Harriet Lane Johnston was mentioned on the society pages of the Washington Star (now defunct) almost weekly from 1884-1902.
She is buried at Green Mount Cemetery, Baltimore, Maryland.
The United States Coast Guard has had three Cutters named in her honor. The first was the USS Harriet Lane, commissioned into the United States Revenue Cutter Service (predecessor of the USCG) in 1857. This cutter was transferred to the United States Navy in 1861 because of the American Civil War and was captured by the Confederate Navy in 1863.
The second cutter named for Harriet Lane was the 125 foot USCGC Harriet Lane (WSC-141). The Cutter was commissioned in 1926, and decommissioned in 1946
The third cutter named for Harriet Lane is the USCGC Harriet Lane (WMEC-903). The Cutter was commissioned in May 1984, and as of 2010, is still in active service.

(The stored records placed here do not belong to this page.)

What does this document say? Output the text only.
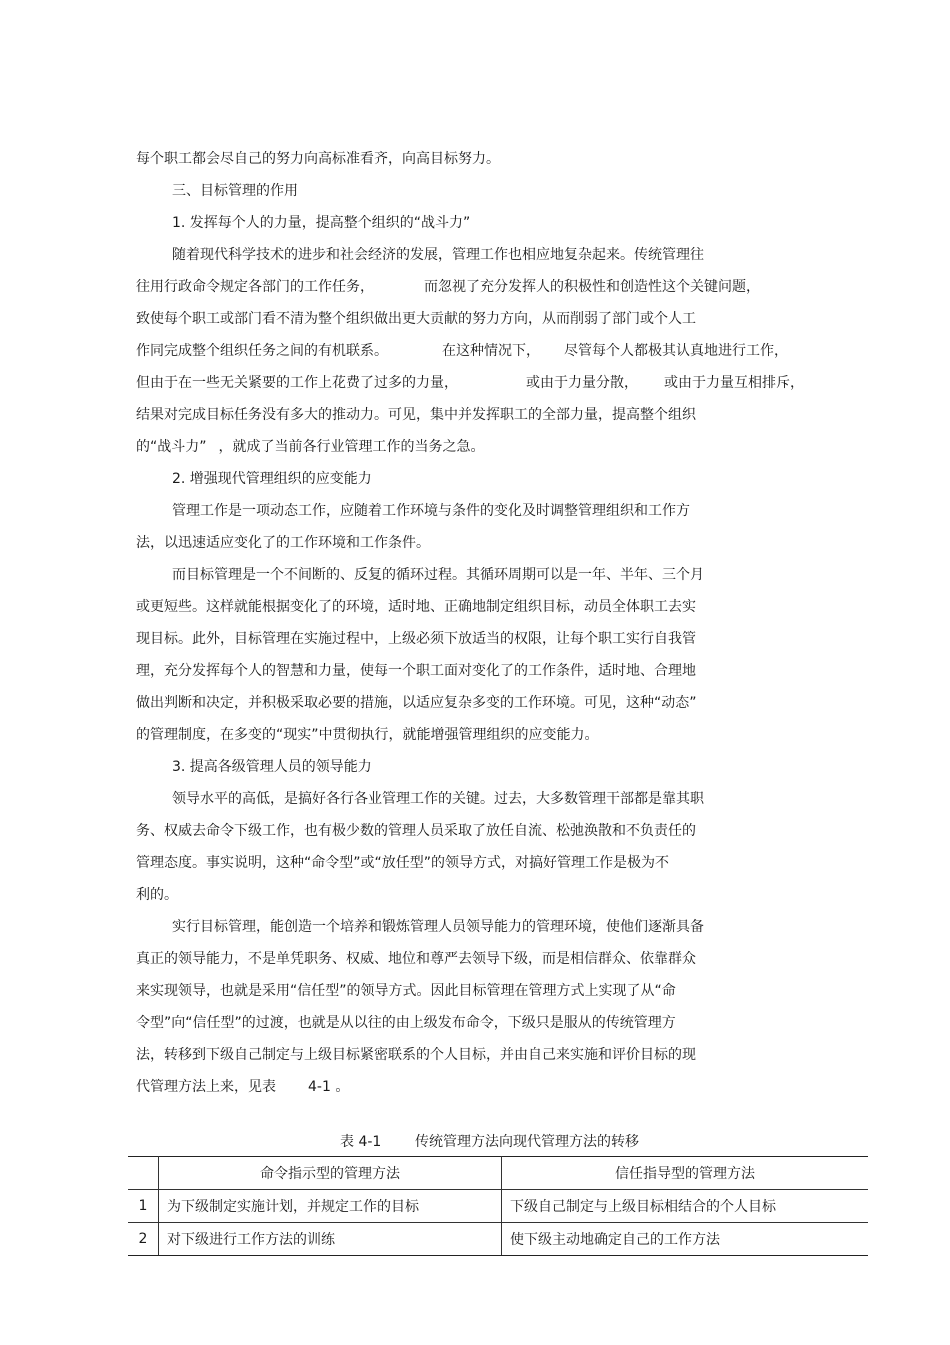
每个职工都会尽自己的努力向高标准看齐，向高目标努力。
三、目标管理的作用
1. 发挥每个人的力量，提高整个组织的“战斗力”
随着现代科学技术的进步和社会经济的发展，管理工作也相应地复杂起来。传统管理往
往用行政命令规定各部门的工作任务，	而忽视了充分发挥人的积极性和创造性这个关键问题，
致使每个职工或部门看不清为整个组织做出更大贡献的努力方向，从而削弱了部门或个人工
作同完成整个组织任务之间的有机联系。	在这种情况下， 尽管每个人都极其认真地进行工作，
但由于在一些无关紧要的工作上花费了过多的力量，	或由于力量分散， 或由于力量互相排斥，
结果对完成目标任务没有多大的推动力。可见，集中并发挥职工的全部力量，提高整个组织
的“战斗力” ，就成了当前各行业管理工作的当务之急。
2. 增强现代管理组织的应变能力
管理工作是一项动态工作，应随着工作环境与条件的变化及时调整管理组织和工作方
法，以迅速适应变化了的工作环境和工作条件。
而目标管理是一个不间断的、反复的循环过程。其循环周期可以是一年、半年、三个月
或更短些。这样就能根据变化了的环境，适时地、正确地制定组织目标，动员全体职工去实
现目标。此外，目标管理在实施过程中，上级必须下放适当的权限，让每个职工实行自我管
理，充分发挥每个人的智慧和力量，使每一个职工面对变化了的工作条件，适时地、合理地
做出判断和决定，并积极采取必要的措施，以适应复杂多变的工作环境。可见，这种“动态”
的管理制度，在多变的“现实”中贯彻执行，就能增强管理组织的应变能力。
3. 提高各级管理人员的领导能力
领导水平的高低，是搞好各行各业管理工作的关键。过去，大多数管理干部都是靠其职
务、权威去命令下级工作，也有极少数的管理人员采取了放任自流、松弛涣散和不负责任的
管理态度。事实说明，这种“命令型”或“放任型”的领导方式，对搞好管理工作是极为不
利的。
实行目标管理，能创造一个培养和锻炼管理人员领导能力的管理环境，使他们逐渐具备
真正的领导能力，不是单凭职务、权威、地位和尊严去领导下级，而是相信群众、依靠群众
来实现领导，也就是采用“信任型”的领导方式。因此目标管理在管理方式上实现了从“命
令型”向“信任型”的过渡，也就是从以往的由上级发布命令，下级只是服从的传统管理方
法，转移到下级自己制定与上级目标紧密联系的个人目标，并由自己来实施和评价目标的现
代管理方法上来，见表 4-1 。
表 4-1 传统管理方法向现代管理方法的转移
	命令指示型的管理方法	信任指导型的管理方法
1	为下级制定实施计划，并规定工作的目标	下级自己制定与上级目标相结合的个人目标
2	对下级进行工作方法的训练	使下级主动地确定自己的工作方法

The Harriet Lane Outpatient Clinics continue to operate in countries throughout the world.
Founder: St. Albans School, Washington, DC
Miss Lane is the subject of the book, Harriet Lane, America's First Lady by Milton Stern (ISBN 1411626087; ISBN 978-1411626089), the only extensive biography of Miss Lane, which features the only picture of her in her inaugural gown known to exist on the cover.